Ayanda Sishi-Wigzell: Is the NHI signing an election tactic?

Published May 15, 2024


By Ayanda Sishi-Wigzell

Today, on the Union Building lawns, the President of our country finally located his lost pen and signed the National Health Insurance Bill (NHI) into law.

President Ramaphosa is the first ANC and South African president to face such extreme electoral peril. No other president has had to deal with the possibility of the ANC flirting with the loss of power. Even if the ANC manages to cobble together a post-elections coalition, the fractious internal dynamics of the ANC would see Ramaphosa fighting an uphill battle to fend off challengers.

With so much riding on the outcome of these upcoming elections, Ramaphosa is not only campaigning for his party and his legacy. He is campaigning for his immediate political future.

With the campaign trail looking lacklustre for the ANC with former presidents campaigning for other parties and former presidents being fatigued from campaigning in KZN, I can understand why the PR stunts like braiding people’s hair and cleaning houses for votes are not working. People are simply tired of empty promises. We can only hope that the NHI is not just another empty promise that is being signed into law. Let’s examine why this bill is necessary, but, at the same time, the reasons why the ANC may be cynically using NHI as an election tool to garner votes.

What is NHI and why is it necessary?

The cost of healthcare in this country has drastically increased together with the cost of living. This means that more people will need public health hospitals and clinics to access healthcare, or do what some unfortunate souls in South Africa are forced to do: fall into debt because public health facilities are facing backlogs. People who need cancer treatment are being told that they need to wait, and, as we all know, cancer waits for no one.

The need for people to have adequate access to mental health services is dire with the rise in the number of people who have died by suicide. We have a history in this country of adequate proper healthcare being reserved for the richest people, and, with the history of Apartheid, for white people. With the advent of democracy, there was an opportunity to change the old system of healthcare that was never fully grasped, as evidenced by our current dysfunctional system.

The Law

Under Section 27 of our Constitution, the right to access adequate healthcare is protected, and, following Section 27, the government is obligated to provide healthcare that is easy to access for all those who need it.

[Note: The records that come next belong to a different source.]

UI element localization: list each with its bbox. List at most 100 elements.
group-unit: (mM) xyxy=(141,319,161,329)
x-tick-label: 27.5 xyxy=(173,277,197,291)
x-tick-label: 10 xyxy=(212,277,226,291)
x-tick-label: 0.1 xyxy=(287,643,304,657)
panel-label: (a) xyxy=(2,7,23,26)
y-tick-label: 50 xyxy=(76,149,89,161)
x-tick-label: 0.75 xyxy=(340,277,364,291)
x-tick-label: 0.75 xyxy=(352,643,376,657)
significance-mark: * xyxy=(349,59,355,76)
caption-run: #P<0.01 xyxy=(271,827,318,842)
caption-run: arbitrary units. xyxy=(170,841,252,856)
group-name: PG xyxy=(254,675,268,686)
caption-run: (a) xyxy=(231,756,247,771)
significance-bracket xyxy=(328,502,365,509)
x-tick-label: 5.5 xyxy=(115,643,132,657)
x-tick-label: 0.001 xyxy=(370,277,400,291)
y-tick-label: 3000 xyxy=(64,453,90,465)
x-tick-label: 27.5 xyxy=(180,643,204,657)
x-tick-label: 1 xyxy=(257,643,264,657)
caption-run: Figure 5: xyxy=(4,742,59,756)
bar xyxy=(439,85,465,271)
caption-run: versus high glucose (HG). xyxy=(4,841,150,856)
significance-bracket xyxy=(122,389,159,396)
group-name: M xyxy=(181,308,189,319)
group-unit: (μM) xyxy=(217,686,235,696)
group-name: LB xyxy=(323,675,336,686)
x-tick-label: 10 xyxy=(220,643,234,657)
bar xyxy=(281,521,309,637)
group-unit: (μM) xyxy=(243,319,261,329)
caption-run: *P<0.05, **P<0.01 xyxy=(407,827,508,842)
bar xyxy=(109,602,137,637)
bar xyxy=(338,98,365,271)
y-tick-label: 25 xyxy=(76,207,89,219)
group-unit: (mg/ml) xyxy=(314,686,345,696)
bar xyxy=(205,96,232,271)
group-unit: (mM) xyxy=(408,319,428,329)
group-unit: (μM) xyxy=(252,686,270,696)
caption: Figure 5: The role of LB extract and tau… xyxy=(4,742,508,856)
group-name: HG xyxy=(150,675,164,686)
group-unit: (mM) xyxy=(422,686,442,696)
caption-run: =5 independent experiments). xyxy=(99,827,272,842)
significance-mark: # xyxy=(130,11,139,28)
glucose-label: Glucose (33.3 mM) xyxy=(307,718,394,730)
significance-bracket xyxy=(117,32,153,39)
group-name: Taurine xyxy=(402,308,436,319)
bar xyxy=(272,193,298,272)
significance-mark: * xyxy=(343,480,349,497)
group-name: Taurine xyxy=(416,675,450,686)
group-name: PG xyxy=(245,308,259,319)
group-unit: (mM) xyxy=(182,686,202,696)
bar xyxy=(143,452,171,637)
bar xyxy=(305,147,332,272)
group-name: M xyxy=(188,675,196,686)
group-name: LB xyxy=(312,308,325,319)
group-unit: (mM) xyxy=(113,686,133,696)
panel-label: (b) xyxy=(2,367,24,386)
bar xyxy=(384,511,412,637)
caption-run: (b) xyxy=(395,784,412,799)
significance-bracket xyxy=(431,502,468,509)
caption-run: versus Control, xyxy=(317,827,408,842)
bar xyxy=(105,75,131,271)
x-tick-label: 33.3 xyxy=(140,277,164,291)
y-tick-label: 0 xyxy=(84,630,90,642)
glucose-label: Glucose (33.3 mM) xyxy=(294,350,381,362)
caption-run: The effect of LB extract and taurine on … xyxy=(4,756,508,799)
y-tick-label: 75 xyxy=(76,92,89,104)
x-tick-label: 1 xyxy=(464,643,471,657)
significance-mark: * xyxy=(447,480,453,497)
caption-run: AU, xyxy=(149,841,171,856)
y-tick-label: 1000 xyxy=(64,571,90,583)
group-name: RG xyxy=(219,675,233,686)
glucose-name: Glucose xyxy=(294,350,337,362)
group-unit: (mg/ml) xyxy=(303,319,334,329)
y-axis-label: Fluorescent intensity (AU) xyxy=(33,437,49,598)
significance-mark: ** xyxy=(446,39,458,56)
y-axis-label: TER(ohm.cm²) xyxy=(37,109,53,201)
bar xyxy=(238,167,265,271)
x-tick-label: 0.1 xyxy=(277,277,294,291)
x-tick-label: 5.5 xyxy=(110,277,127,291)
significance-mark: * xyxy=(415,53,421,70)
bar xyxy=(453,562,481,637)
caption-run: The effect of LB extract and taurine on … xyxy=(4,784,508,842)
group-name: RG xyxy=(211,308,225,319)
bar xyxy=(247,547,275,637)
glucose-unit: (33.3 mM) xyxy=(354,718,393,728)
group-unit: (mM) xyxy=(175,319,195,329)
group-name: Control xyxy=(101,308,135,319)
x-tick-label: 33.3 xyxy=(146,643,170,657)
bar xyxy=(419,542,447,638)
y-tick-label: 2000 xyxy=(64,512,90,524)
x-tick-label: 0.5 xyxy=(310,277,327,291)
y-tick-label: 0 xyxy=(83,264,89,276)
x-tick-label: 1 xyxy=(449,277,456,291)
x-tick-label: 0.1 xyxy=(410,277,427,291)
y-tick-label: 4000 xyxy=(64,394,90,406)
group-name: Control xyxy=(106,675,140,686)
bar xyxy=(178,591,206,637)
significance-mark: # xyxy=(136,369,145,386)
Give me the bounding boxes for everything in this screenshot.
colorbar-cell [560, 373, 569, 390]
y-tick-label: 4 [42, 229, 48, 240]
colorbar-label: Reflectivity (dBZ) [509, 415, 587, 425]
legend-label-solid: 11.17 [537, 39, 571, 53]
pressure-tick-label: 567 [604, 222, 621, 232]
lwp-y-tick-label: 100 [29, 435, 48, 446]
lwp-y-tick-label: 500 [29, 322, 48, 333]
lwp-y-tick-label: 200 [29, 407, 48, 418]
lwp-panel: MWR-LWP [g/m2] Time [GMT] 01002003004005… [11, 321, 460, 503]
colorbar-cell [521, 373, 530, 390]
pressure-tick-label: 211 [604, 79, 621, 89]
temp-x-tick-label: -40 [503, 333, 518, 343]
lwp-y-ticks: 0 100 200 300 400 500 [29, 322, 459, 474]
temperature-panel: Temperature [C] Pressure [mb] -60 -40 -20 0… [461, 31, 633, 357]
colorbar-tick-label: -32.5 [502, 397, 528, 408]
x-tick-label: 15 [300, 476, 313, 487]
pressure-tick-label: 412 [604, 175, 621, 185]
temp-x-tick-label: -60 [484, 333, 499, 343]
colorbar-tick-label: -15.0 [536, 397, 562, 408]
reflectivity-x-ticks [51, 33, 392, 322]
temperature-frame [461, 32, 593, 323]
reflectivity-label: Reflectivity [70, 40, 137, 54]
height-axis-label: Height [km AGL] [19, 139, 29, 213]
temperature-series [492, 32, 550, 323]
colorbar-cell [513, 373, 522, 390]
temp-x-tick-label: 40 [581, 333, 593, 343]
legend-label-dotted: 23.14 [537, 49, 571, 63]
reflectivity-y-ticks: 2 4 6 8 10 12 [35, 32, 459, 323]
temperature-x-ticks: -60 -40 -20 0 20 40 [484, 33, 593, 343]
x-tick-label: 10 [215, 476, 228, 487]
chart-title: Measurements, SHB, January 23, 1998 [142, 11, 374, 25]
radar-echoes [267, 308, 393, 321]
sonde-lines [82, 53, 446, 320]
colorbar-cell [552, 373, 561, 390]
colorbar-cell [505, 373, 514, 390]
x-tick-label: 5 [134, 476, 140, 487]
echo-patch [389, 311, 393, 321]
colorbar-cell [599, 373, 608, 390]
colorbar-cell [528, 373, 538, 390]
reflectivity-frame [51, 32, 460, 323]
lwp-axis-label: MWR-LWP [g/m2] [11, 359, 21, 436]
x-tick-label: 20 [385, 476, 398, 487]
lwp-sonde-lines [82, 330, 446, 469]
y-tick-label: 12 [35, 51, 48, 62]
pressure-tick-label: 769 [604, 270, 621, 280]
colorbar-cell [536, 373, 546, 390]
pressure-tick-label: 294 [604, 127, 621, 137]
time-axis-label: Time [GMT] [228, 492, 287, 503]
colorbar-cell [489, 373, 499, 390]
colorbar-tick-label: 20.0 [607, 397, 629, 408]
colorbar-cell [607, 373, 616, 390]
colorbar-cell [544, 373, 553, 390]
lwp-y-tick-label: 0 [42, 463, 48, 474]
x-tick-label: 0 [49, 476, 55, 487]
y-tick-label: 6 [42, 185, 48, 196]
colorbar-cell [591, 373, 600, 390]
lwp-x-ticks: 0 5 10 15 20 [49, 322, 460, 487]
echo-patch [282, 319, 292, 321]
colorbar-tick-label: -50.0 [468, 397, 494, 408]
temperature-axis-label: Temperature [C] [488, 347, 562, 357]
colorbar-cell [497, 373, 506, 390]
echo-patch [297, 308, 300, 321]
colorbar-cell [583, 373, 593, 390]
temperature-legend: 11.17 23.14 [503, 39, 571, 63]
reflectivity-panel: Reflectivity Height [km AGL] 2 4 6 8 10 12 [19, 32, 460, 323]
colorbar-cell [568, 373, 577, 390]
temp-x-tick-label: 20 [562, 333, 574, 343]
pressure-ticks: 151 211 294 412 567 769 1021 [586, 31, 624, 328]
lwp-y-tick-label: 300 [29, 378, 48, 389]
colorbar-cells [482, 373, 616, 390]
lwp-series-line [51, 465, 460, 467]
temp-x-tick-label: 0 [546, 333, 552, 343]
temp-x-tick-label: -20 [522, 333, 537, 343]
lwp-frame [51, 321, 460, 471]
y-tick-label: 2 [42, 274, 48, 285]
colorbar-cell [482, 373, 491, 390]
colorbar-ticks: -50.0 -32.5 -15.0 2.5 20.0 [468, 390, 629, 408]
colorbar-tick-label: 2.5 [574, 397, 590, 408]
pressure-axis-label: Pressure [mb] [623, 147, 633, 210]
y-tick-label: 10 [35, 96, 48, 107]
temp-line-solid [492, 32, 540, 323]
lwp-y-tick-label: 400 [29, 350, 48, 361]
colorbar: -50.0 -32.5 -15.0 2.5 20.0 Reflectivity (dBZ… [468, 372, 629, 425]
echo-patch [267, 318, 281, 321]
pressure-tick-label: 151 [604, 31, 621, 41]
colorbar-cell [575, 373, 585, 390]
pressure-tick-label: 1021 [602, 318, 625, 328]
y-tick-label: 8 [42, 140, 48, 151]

We must understand that South Africa is a signatory to international bodies such as the African Charter on Human and People’s Rights, which states that everybody living on this continent must have access to adequate healthcare, and the United Nations Covenant on Economic, Social & Cultural Rights, which also states that everybody has to have a right to physical and mental healthcare.

This means that the country must do everything in its power, according to domestic and international law, to ensure that people have access to healthcare, but the government has its priorities elsewhere.

Objections to the NHI

The rollout of NHI will come with a host of other issues. We live in a country where an accountant, Babita Deokaran, was shot in her driveway for investigating corruption in the public hospital of Tembisa. We have long standing water issues that stem from the lack of maintenance and expansion needed to build capacity to bring water to the people of South Africa.

We have children in the Eastern Cape who are still dying in pit latrine toilets. How are we to trust that this government that fails so loudly when it comes to the basic services of this country will be able to roll out NHI?

Corruption runs rampant in South Africa and it mostly goes unaccounted for. The Department of Health is one of the vortexes of this corruption storm. There has been little systematic change that has happened in the public healthcare system that would warrant the trust that would be needed to continue with NHI.

I am not against Universal healthcare. I am against giving corrupt people even more access to the fiscus to continue the project of corruption. The governing party has not given me any indication that they are truly willing to root out corruption. The tender companies pointed out in the Tembisa Hospital scandal as fraudulent are still getting tender opportunities from the Department of Health.

We are unequal as a nation

The need for universal healthcare in South Africa could not be more dire. However, the state needs to stop being corrupt and realise that it can build a healthcare system that will be able to accommodate all people who live in this country. This issue that I take with NHI is the notion that private hospitals are the ones that are going to equalise the healthcare system.

That is not the case and we are being misled. Due to the structure of our society, the current capacity will remain the same and the issues will still be there: people who live in poor and rural areas will still have the same lack of capacity.

NHI will not change the infrastructure and transportation issues with the stroke of President Ramaphosa’s magical pen. What will solve this issue is to build state capacity, and all of this can’t be done on a shoestring budget.

However, the state must spend less on pro-party bureaucrats and hire more doctors, nurses and administrative staff. Austerity measures will be the death of us all.

The need for universal basic healthcare remains but just like the social grants and the universal basic income grant, the signing of this bill is being used as a last-ditch attempt from a political party that hardly has any credibility left.

*Ayanda Sishi-Wigzell is a social and political commentator, and a radio host.

** The views expressed herein are not necessarily those of IOL or Independent Media.